The direct political object of the propaganda of Marxism-Leninism: To promote the bolshevization of the party, training everywhere must be connected with the current political problems, the tactical and organizational tasks of the CI and the various communist parties. The syllabus and methods of propaganda work must adhere to this principle.

. . .


Any mechanical separation which suggests that Marxism is the theory and Leninism the practice of the revolutionary workers' movement should be avoided.

Both Marxism and Leninism contain the theory and the practice of the working-class struggle for emancipation; they signify the unity of revolutionary theory and practice, in contrast to the Marxism of the epigones, the Marxism of the Second International, which even in its so-called orthodox form separated theory and practice, and rejected revolutionary action even when it was recognized in theory.

'Leninism is Marxism in the epoch of imperialism and the proletarian revolution.

More precisely: Leninism is the theory and tactics of proletarian revolution in general, and of the proletarian dictatorship in particular' (Stalin). . . .


At the higher stages of communist training Marxist-Leninist economic theory and theory of the State must be included in the syllabus.

. . .

Comprehensive and thorough-going propaganda of the theoretical and tactical problems of armed insurrection and civil war is very important. So are the Leninist principles concerning the national and colonial question in the countries where this subject is relevant.

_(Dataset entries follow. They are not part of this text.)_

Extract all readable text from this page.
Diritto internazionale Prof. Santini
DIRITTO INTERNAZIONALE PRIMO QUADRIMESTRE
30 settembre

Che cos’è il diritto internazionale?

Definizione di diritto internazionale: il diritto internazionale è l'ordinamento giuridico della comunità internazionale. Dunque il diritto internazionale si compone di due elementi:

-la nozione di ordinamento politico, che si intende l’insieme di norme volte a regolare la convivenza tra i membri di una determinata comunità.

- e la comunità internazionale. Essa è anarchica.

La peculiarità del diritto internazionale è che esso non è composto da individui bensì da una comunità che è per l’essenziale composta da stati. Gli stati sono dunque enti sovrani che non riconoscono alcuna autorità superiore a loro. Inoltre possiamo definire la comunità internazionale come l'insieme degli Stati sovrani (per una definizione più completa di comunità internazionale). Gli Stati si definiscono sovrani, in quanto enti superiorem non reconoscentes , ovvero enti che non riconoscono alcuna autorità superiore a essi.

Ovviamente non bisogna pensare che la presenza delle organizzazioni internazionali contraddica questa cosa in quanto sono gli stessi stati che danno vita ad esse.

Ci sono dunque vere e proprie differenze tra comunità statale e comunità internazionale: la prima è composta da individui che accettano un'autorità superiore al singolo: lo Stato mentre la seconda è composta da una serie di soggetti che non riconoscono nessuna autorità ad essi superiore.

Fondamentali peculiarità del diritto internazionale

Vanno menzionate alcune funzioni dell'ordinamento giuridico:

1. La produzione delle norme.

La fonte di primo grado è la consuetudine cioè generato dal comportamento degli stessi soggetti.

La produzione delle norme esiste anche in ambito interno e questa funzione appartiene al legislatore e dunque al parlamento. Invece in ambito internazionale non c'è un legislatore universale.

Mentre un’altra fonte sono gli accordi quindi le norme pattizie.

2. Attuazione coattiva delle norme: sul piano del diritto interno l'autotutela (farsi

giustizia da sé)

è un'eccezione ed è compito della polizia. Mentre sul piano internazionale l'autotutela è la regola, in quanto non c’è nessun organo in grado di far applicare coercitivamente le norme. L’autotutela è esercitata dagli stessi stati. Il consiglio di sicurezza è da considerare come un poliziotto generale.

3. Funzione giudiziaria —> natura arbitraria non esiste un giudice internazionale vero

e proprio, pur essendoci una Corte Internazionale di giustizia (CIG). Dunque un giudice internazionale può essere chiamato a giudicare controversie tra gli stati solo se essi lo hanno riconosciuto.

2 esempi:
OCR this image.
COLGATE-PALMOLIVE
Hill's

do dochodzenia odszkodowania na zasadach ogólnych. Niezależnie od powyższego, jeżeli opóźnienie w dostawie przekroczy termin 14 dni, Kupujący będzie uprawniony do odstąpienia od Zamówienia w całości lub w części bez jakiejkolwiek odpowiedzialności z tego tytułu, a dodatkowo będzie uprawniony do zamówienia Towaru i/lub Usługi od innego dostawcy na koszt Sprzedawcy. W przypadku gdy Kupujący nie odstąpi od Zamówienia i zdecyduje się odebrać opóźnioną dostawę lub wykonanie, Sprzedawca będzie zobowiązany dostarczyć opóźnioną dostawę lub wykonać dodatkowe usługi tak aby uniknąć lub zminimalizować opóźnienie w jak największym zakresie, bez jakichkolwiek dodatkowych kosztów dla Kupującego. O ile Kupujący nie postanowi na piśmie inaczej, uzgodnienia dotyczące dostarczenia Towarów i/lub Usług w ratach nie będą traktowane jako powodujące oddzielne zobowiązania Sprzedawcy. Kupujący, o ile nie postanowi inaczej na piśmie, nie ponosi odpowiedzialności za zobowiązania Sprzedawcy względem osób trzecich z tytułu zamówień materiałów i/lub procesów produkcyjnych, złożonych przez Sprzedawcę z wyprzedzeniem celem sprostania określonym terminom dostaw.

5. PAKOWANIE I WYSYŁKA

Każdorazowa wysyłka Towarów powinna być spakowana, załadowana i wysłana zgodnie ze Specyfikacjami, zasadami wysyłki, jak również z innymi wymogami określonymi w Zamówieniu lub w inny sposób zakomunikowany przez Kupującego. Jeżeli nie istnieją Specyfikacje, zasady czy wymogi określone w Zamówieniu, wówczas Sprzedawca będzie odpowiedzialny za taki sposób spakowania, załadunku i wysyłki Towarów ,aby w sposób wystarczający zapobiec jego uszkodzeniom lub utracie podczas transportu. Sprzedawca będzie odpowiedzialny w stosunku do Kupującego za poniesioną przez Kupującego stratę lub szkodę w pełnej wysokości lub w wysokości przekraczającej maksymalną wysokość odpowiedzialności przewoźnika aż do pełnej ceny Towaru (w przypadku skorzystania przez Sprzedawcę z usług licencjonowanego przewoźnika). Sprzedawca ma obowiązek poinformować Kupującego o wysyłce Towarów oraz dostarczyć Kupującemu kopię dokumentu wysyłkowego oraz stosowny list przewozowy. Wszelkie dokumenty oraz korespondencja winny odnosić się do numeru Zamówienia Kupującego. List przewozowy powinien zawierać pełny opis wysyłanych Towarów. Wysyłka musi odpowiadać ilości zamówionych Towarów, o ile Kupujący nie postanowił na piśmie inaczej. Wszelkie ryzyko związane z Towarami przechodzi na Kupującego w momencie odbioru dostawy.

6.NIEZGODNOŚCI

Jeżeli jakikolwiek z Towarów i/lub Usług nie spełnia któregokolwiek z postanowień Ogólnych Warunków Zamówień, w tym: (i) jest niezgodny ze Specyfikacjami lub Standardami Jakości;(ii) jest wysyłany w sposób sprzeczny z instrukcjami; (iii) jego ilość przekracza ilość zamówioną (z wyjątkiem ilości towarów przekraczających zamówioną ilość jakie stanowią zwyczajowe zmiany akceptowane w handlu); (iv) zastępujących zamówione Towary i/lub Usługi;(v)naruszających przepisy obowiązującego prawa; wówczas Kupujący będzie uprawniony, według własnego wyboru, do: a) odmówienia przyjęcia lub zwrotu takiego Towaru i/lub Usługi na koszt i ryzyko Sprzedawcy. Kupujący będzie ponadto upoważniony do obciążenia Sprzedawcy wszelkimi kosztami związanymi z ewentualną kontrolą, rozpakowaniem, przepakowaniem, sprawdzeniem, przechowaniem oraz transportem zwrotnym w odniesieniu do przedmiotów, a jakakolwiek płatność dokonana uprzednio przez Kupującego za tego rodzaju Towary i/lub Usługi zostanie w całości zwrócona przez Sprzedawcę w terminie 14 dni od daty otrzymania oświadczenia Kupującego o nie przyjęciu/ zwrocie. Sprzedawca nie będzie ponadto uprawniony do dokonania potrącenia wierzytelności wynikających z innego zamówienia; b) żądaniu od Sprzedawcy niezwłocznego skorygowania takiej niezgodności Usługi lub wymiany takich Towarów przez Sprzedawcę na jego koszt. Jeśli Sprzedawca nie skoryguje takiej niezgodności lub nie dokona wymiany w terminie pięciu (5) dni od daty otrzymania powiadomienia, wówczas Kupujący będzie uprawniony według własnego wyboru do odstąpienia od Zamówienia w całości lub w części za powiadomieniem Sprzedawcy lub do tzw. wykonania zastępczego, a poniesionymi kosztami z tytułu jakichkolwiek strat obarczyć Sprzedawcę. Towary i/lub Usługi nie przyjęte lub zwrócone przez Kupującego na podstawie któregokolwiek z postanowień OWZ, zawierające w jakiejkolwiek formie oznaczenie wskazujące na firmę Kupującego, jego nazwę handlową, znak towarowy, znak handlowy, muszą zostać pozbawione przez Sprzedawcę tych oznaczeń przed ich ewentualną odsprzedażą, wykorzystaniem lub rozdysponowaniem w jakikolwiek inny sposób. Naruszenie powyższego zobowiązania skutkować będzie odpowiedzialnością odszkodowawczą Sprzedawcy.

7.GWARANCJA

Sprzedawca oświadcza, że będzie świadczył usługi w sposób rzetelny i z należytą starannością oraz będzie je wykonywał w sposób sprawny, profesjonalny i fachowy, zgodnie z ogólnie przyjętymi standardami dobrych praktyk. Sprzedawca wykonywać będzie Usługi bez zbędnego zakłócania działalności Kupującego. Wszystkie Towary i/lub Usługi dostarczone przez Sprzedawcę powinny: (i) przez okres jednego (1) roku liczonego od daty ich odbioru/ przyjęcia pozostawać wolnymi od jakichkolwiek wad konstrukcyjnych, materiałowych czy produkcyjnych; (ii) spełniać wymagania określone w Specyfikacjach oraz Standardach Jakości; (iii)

At no stage of communist party training should the philosophic aspects of Marxism-Leninism be ignored. Marx and Engels and Lenin were all militant materialists. . . .




Leninism implies not merely the renaissance of revolutionary Marxism, but also an extension of its theoretical and practical content.



We have international centres for theoretical work in the sense of scientific research in the field of Marxism-Leninism in the Marx-Engels Institute, the Lenin Institute, and the Communist Academy. It is the task of the CI to make the results of research at these scientific institutes the common property of the international communist movement.